Printed microarrays: a promising new frontier
One area of growing interest is the use of printed microarrays as a platform for cellular assays. For example, protein microarray (PM) appears to be a powerful alternative to costly or labour-intensive diagnostics for large-scale detection of allergen-specific IgE. A recent study established a proof-of-concept to demonstrate that “coupling the diversity of protein array with the biological output of basophilic cells is a feasible proposition,” and avoids “costly, cumbersome and time-consuming” procedures for purification.
MA diagnostics and personalized medicine
With special attention paid to species-specific or primary sensitization and cross-reactivity, MA diagnostics is also becoming a tool to determine the right treatment for a patient at the right time – in other words, a frontier for personalized medicine. Data from MA diagnostics paves the way to individualize treatment actions, including advice on targeted allergen exposure reduction and specific immunotherapy (SIT). Nevertheless, clinicians recommend that in vitro tests should be evaluated together with clinical history, because allergen sensitization does not necessarily imply clinical responsiveness.
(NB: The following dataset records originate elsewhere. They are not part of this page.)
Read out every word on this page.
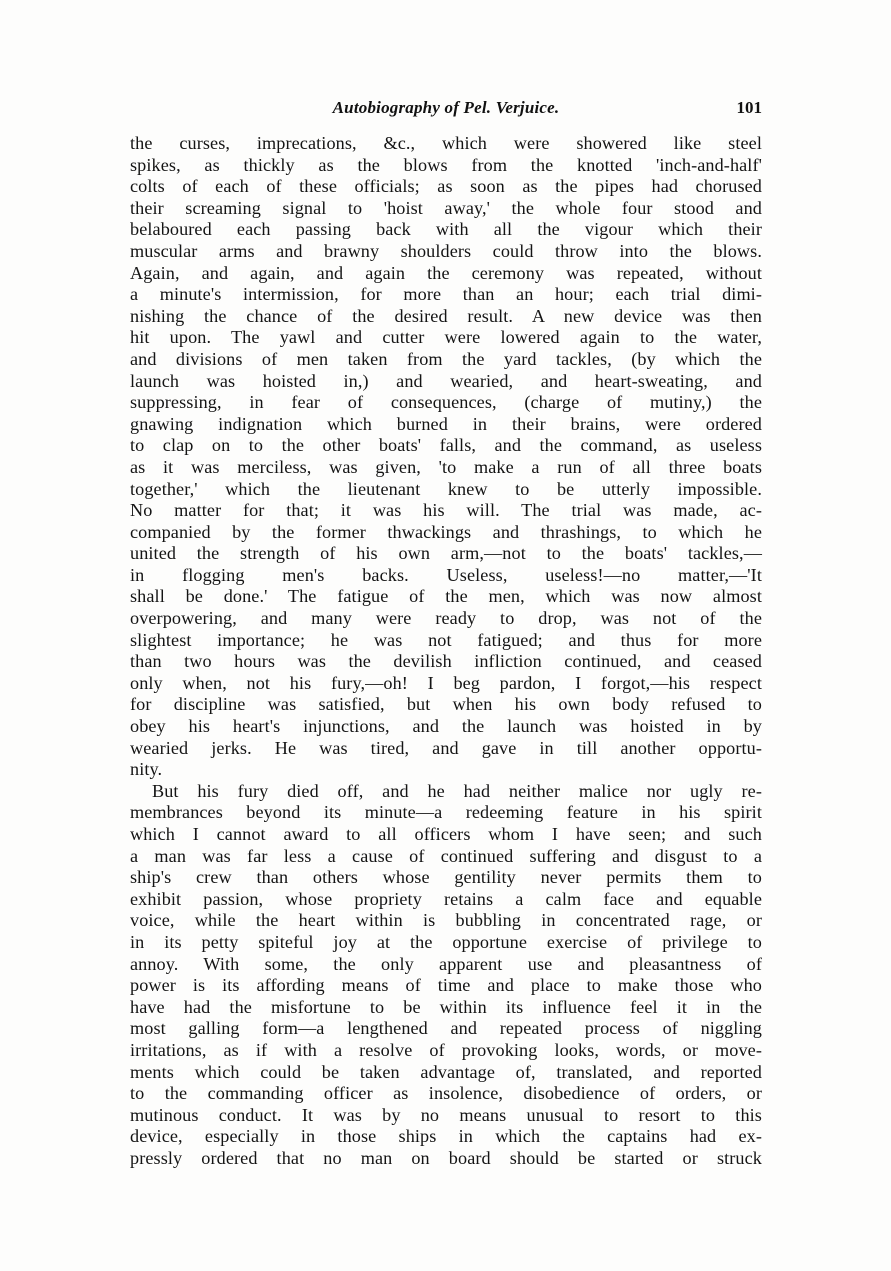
Autobiography of Pel. Verjuice.	101
the curses, imprecations, &c., which were showered like steel
spikes, as thickly as the blows from the knotted 'inch-and-half'
colts of each of these officials; as soon as the pipes had chorused
their screaming signal to 'hoist away,' the whole four stood and
belaboured each passing back with all the vigour which their
muscular arms and brawny shoulders could throw into the blows.
Again, and again, and again the ceremony was repeated, without
a minute's intermission, for more than an hour; each trial dimi-
nishing the chance of the desired result. A new device was then
hit upon. The yawl and cutter were lowered again to the water,
and divisions of men taken from the yard tackles, (by which the
launch was hoisted in,) and wearied, and heart-sweating, and
suppressing, in fear of consequences, (charge of mutiny,) the
gnawing indignation which burned in their brains, were ordered
to clap on to the other boats' falls, and the command, as useless
as it was merciless, was given, 'to make a run of all three boats
together,' which the lieutenant knew to be utterly impossible.
No matter for that; it was his will. The trial was made, ac-
companied by the former thwackings and thrashings, to which he
united the strength of his own arm,—not to the boats' tackles,—
in flogging men's backs. Useless, useless!—no matter,—'It
shall be done.' The fatigue of the men, which was now almost
overpowering, and many were ready to drop, was not of the
slightest importance; he was not fatigued; and thus for more
than two hours was the devilish infliction continued, and ceased
only when, not his fury,—oh! I beg pardon, I forgot,—his respect
for discipline was satisfied, but when his own body refused to
obey his heart's injunctions, and the launch was hoisted in by
wearied jerks. He was tired, and gave in till another opportu-
nity.
But his fury died off, and he had neither malice nor ugly re-
membrances beyond its minute—a redeeming feature in his spirit
which I cannot award to all officers whom I have seen; and such
a man was far less a cause of continued suffering and disgust to a
ship's crew than others whose gentility never permits them to
exhibit passion, whose propriety retains a calm face and equable
voice, while the heart within is bubbling in concentrated rage, or
in its petty spiteful joy at the opportune exercise of privilege to
annoy. With some, the only apparent use and pleasantness of
power is its affording means of time and place to make those who
have had the misfortune to be within its influence feel it in the
most galling form—a lengthened and repeated process of niggling
irritations, as if with a resolve of provoking looks, words, or move-
ments which could be taken advantage of, translated, and reported
to the commanding officer as insolence, disobedience of orders, or
mutinous conduct. It was by no means unusual to resort to this
device, especially in those ships in which the captains had ex-
pressly ordered that no man on board should be started or struck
Allergen-specific immunotherapy (SIT) is the only antigen-specific and disease-modifying approach for the treatment of allergy. Though the symptoms of allergy can often be effectively suppressed using various drugs, it has been known since the late 1990s that “only allergen immunotherapy is able to impact on the underlying immune mechanism and leads to long-lasting change in the course of allergic disease.” It is based on the therapeutic administration of the disease-causing allergens to allergic patients.
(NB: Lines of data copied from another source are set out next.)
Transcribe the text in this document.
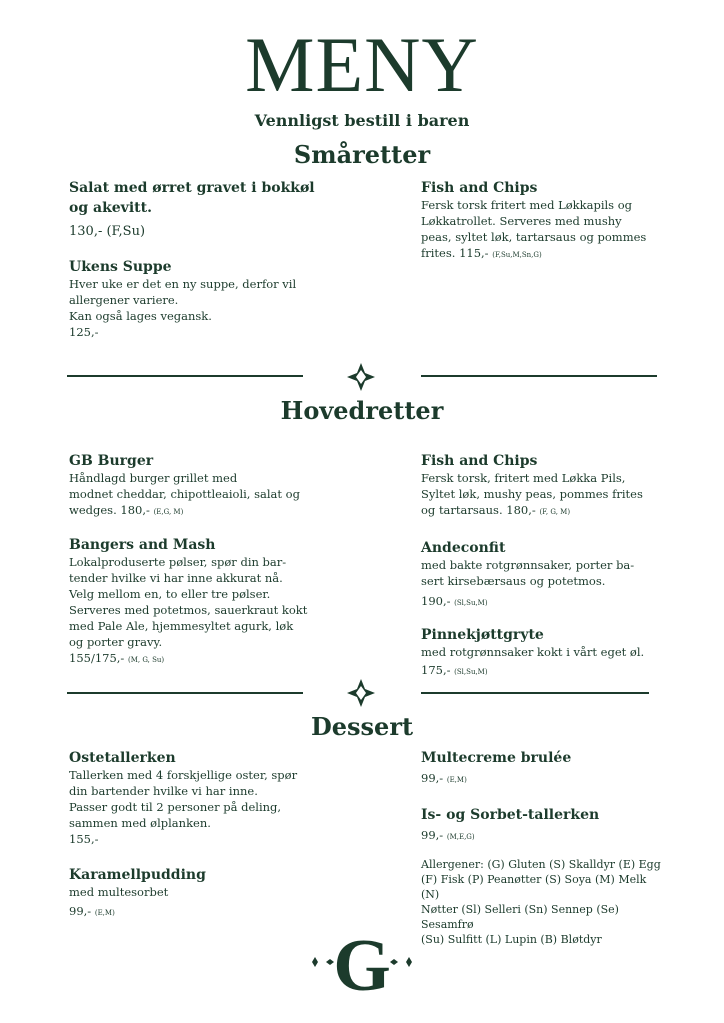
MENY
Vennligst bestill i baren
Småretter
Salat med ørret gravet i bokkøl og akevitt.
130,- (F,Su)
Ukens Suppe
Hver uke er det en ny suppe, derfor vil
allergener variere.
Kan også lages vegansk.
125,-
Fish and Chips
Fersk torsk fritert med Løkkapils og
Løkkatrollet. Serveres med mushy
peas, syltet løk, tartarsaus og pommes
frites. 115,- (F,Su,M,Sn,G)
Hovedretter
GB Burger
Håndlagd burger grillet med
modnet cheddar, chipottleaioli, salat og
wedges. 180,- (E,G, M)
Bangers and Mash
Lokalproduserte pølser, spør din bar-
tender hvilke vi har inne akkurat nå.
Velg mellom en, to eller tre pølser.
Serveres med potetmos, sauerkraut kokt
med Pale Ale, hjemmesyltet agurk, løk
og porter gravy.
155/175,- (M, G, Su)
Fish and Chips
Fersk torsk, fritert med Løkka Pils,
Syltet løk, mushy peas, pommes frites
og tartarsaus. 180,- (F, G, M)
Andeconfit
med bakte rotgrønnsaker, porter ba-
sert kirsebærsaus og potetmos.
190,- (Sl,Su,M)
Pinnekjøttgryte
med rotgrønnsaker kokt i vårt eget øl.
175,- (Sl,Su,M)
Dessert
Ostetallerken
Tallerken med 4 forskjellige oster, spør
din bartender hvilke vi har inne.
Passer godt til 2 personer på deling,
sammen med ølplanken.
155,-
Karamellpudding
med multesorbet
99,- (E,M)
Multecreme brulée
99,- (E,M)
Is- og Sorbet-tallerken
99,- (M,E,G)
Allergener: (G) Gluten (S) Skalldyr (E) Egg
(F) Fisk (P) Peanøtter (S) Soya (M) Melk (N)
Nøtter (Sl) Selleri (Sn) Sennep (Se) Sesamfrø
(Su) Sulfitt (L) Lupin (B) Bløtdyr
G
In the past, several disadvantages limited the applicability of SIT, among them unwanted effects, poor efficacy and specificity as well as inconvenient application. Most of these were related to the poor quality of natural allergen extracts.
Due to recent progress in molecular allergen characterization, “new allergy vaccines based on recombinant allergens, recombinant hypoallergenic allergen derivatives and allergen-derived T cell peptides have entered clinical testing and hold promise to reduce the side-effects and to increase the specificity as well as the efficacy of SIT.”
Towards refined immunotherapy
Today, the focus of attention is on what has become known as ‘refined immunotherapy’, based on the use of peptides derived from allergen surfaces that exhibit reduced, allergen-specific IgE as well as T cell reactivity. When fused to non-allergenic carriers, these peptides provide allergen-specific protective IgG responses with T cell help from a non-allergenic carrier molecule. Recent data shows that such peptide vaccines “can bypass allergen-specific IgE as well as T cell activation and may be administered at high doses without IgE- and T cell-mediated side-effects.”
Such peptide vaccines are being evaluated in clinical trials. If successful, it may well be possible to develop safe forms of SIT as effective alternatives to drug-based allergy treatment.